Continuous professional development on the subject of end-of-life care should be more widely available to staff at all levels to enhance knowledge and help improve both practice and the patient and carer experience (Brown and Vaughan 2013; Wood and Slater, 2013). Sykes (2015) supported the implementation of the guidance document One Chance to Get it Right (LACDP, 2014), stating that pathway-led approaches to end-of-life care are valuable where education is lacking. Dobson (2017) and Hussin et al (2018) raised the question of why such valuable end-of-life care training is currently lacking in pre-registration nurse education.
Dobson (2017) and Hussin et al's (2018) studies discussed the importance of end-of-life care training being introduced within the classroom and not only when such high-pressure incidents occur in clinical practice. It is imperative that in order to improve end-of-life care nursing skills, specific education to deliver the required knowledge should begin pre-registration and continue post registration to prepare nurses for the particular demands of caring for dying patients (Jeffers, 2014; Tirgari et al, 2016; Scammell, 2018). This is addressed by the NMC (2018), which stated that nurses, even at the point of registration, should be competent in adopting best practice approaches to support people at the end of life.
Conclusion
The findings from this review yielded evidence that nurses place particular importance on their role in end-of-life care due to their close physical proximity to, and the amount of time spent with, dying patients. They feel they are best suited to being fully involved in all aspects of end-of-life care. Throughout the chosen studies, nurses described their wish to promote best practice, dignity, respect and levels of care that respond to the individual needs of the dying patient (NICE, 2017b) to ensure quality measures are reached. However, the findings reveal that certain obstacles, whether they be organisational, institutional or those that raise moral questions regarding the focus of care delivery, often inhibit nurses from providing levels of care they deem to be appropriate.

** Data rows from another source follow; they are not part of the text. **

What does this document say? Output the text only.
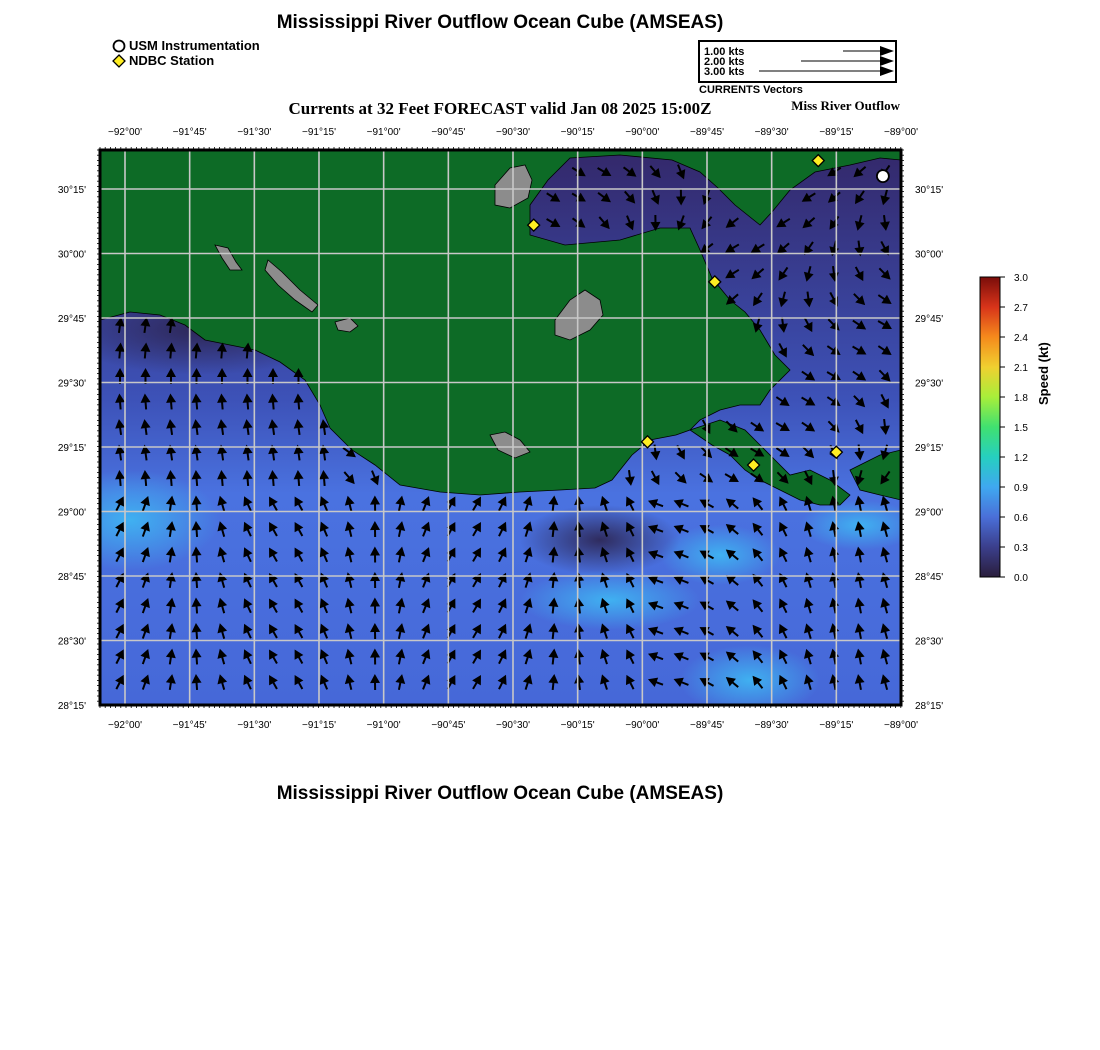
Mississippi River Outflow Ocean Cube (AMSEAS)
USM Instrumentation
NDBC Station
1.00 kts
2.00 kts
3.00 kts
CURRENTS Vectors
Currents at 32 Feet FORECAST valid Jan 08 2025 15:00Z	Miss River Outflow
−92°00'	−91°45'	−91°30'	−91°15'	−91°00'	−90°45'	−90°30'	−90°15'	−90°00'	−89°45'	−89°30'	−89°15'	−89°00'
−92°00'	−91°45'	−91°30'	−91°15'	−91°00'	−90°45'	−90°30'	−90°15'	−90°00'	−89°45'	−89°30'	−89°15'	−89°00'
30°15'
30°00'
29°45'
29°30'
29°15'
29°00'
28°45'
28°30'
28°15'
30°15'
30°00'
29°45'
29°30'
29°15'
29°00'
28°45'
28°30'
28°15'
3.0
2.7
2.4
2.1
1.8
1.5
1.2
0.9
0.6
0.3
0.0
Speed (kt)
Mississippi River Outflow Ocean Cube (AMSEAS)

Analysis of the six chosen studies revealed that the majority of the data supported the need for improved interdisciplinary communication, education and training in respect of how to best deliver end-of-life care. This related to numerous aspects. First, to improve the overall care that nurses felt they could offer to patients. Second, to understand how they can best prioritise the care offered to relatives to ease their emotional distress. Third, how best to provide quality care within the often intrusive and obstructive physical ICU environment. There was a collective notion among respondents to the studies that an appropriately utilised end-of-life care guideline specific to ICUs would assist with these measures.